Thanksgiving came to be very special to me during those years abroad. First of all, it was a connection (through food and traditions) to the family and friends who were so far away. Second, after almost losing my life twice around childbirth, I became a lot more grateful and thankful person, and enjoyed having a holiday to celebrate gratitude and thankfulness. Lastly, being an American abroad can be challenging, as there is so much the world can find to criticize about American policies and politics. Having an American tradition that seemed outside of that was something to enjoy.


Last year was our first year back in the US, after many years abroad. I was so excited about the thought of Thanksgiving with my family. But then came COVID, and then stayed COVID. Although my parents’ health has been good, they were in the risk group for worse impacts of infection. We didn’t want to risk them.


So we stayed home. But we opened our home to some fellow Swedish expats, and a dear friend who couldn’t travel home either, due to risk to her mother. We put on a wonderful feast, and had an obscene amount of leftovers, that unfortunately no one will eat but me.

Then we came around to this year, and what we should do. Although it had seemed so close, to be on the same side of the Atlantic, the reality is that best case, I am still a 10,5 hour drive from my family. A drive that seldom hits best case, because there are several sections of mountain passes that either are under construction, have been hit by a rock slide, or just another accident. One trip took 17 hours. Another 15,5 hours.


Flying, especially to meet my parents, still seems risky and I didn’t want to risk exposure to them.



So, while I still have an awful lot to be thankful for, we had a quiet and unconventional Thanksgiving. Rather than the turkey, stuffing, and pumpkin pie, we enjoyed poke bowls for lunch and lobster, corn on the cob, and apple crisp for dinner.

Trail markers on our afternoon hike


We also took a hike in the forest, and just had quiet time for introspection. It wasn’t a bad Thanksgiving, just different.



Curious about what would normally be on my family’s Thanksgiving table?

Turkey

Stuffing (bread crumbs, celery, onion, herbs, and turkey broth)

Pumpkin pie (my Gram had the best recipe for this, no nutmeg)

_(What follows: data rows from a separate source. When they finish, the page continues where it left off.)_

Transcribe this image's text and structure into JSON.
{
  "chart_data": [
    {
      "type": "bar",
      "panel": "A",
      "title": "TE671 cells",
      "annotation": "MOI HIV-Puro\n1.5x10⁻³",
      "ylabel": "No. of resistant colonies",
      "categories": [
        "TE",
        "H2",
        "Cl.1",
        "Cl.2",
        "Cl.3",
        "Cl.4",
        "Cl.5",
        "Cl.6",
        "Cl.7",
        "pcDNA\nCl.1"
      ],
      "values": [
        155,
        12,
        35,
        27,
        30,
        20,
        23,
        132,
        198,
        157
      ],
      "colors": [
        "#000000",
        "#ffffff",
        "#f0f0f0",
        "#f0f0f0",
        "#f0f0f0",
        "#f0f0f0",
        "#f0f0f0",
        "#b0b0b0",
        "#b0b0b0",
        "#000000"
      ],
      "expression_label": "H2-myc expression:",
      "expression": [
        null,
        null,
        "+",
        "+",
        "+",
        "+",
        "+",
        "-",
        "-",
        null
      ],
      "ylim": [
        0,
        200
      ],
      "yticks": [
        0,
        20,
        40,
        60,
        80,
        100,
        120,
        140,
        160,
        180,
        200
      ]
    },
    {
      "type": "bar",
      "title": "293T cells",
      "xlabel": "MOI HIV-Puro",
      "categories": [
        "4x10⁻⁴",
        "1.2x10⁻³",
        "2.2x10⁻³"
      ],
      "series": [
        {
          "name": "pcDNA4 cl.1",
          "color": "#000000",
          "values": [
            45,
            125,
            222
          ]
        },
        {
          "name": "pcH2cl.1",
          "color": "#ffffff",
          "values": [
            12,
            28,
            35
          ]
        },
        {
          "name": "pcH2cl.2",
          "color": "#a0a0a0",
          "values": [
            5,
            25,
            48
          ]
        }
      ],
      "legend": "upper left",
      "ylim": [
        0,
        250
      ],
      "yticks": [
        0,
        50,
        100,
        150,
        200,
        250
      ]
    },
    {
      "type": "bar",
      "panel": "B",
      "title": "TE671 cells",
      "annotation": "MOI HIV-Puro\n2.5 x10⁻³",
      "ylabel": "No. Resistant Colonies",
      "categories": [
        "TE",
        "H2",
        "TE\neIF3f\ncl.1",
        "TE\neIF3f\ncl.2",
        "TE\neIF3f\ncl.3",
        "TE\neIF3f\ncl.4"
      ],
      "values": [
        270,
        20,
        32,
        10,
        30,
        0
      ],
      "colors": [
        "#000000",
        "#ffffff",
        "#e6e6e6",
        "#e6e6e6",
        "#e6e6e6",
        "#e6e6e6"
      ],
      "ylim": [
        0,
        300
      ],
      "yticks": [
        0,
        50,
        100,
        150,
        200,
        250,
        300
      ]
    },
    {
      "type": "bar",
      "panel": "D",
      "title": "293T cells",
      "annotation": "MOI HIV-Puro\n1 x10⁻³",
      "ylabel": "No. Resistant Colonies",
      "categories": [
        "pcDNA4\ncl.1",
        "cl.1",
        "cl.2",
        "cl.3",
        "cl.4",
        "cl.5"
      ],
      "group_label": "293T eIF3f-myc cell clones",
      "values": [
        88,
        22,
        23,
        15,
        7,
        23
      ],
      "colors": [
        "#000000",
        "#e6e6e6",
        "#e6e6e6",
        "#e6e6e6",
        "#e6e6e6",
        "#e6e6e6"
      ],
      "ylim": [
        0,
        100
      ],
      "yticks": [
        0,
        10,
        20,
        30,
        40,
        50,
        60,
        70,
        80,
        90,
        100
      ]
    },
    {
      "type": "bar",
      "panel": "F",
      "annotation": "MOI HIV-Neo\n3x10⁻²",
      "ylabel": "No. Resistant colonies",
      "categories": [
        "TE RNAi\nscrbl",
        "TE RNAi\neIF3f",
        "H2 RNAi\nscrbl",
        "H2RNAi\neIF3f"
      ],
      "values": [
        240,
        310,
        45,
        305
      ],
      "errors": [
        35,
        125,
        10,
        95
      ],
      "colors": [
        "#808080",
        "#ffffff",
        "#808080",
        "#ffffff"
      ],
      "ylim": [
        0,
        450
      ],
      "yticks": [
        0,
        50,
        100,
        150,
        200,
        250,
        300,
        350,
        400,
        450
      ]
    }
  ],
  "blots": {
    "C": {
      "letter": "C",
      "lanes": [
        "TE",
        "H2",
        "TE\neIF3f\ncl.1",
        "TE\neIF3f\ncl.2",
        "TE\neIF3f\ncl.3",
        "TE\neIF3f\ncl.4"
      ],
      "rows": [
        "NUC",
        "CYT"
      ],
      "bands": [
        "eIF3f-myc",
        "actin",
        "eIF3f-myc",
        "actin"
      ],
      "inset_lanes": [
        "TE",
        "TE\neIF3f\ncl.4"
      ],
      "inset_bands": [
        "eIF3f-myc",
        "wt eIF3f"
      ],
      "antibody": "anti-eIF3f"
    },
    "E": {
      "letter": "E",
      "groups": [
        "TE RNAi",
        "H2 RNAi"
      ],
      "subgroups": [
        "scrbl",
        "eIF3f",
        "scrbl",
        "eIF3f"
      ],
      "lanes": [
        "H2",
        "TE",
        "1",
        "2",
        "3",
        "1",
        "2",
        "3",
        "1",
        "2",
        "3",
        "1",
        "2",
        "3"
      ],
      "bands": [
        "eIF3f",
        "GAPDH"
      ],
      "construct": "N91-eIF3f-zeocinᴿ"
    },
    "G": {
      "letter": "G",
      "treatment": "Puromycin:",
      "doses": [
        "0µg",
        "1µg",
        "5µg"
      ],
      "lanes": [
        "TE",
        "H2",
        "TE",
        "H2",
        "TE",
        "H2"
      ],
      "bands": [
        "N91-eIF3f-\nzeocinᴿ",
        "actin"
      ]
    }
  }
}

Green beans (my Granny made the best ones)

Cole slaw

Cranberry salad (my Gram’s recipe, and I prefer without nuts)

Mashed potatoes and gravy

Sweet potato casserole

Corn pudding

Biscuits or corn bread


Do you celebrate Thanksgiving? If so, what are your traditional dishes? For example, macaroni and cheese is the most popular dish in South Carolina Thanksgiving traditions, but never made it to our table.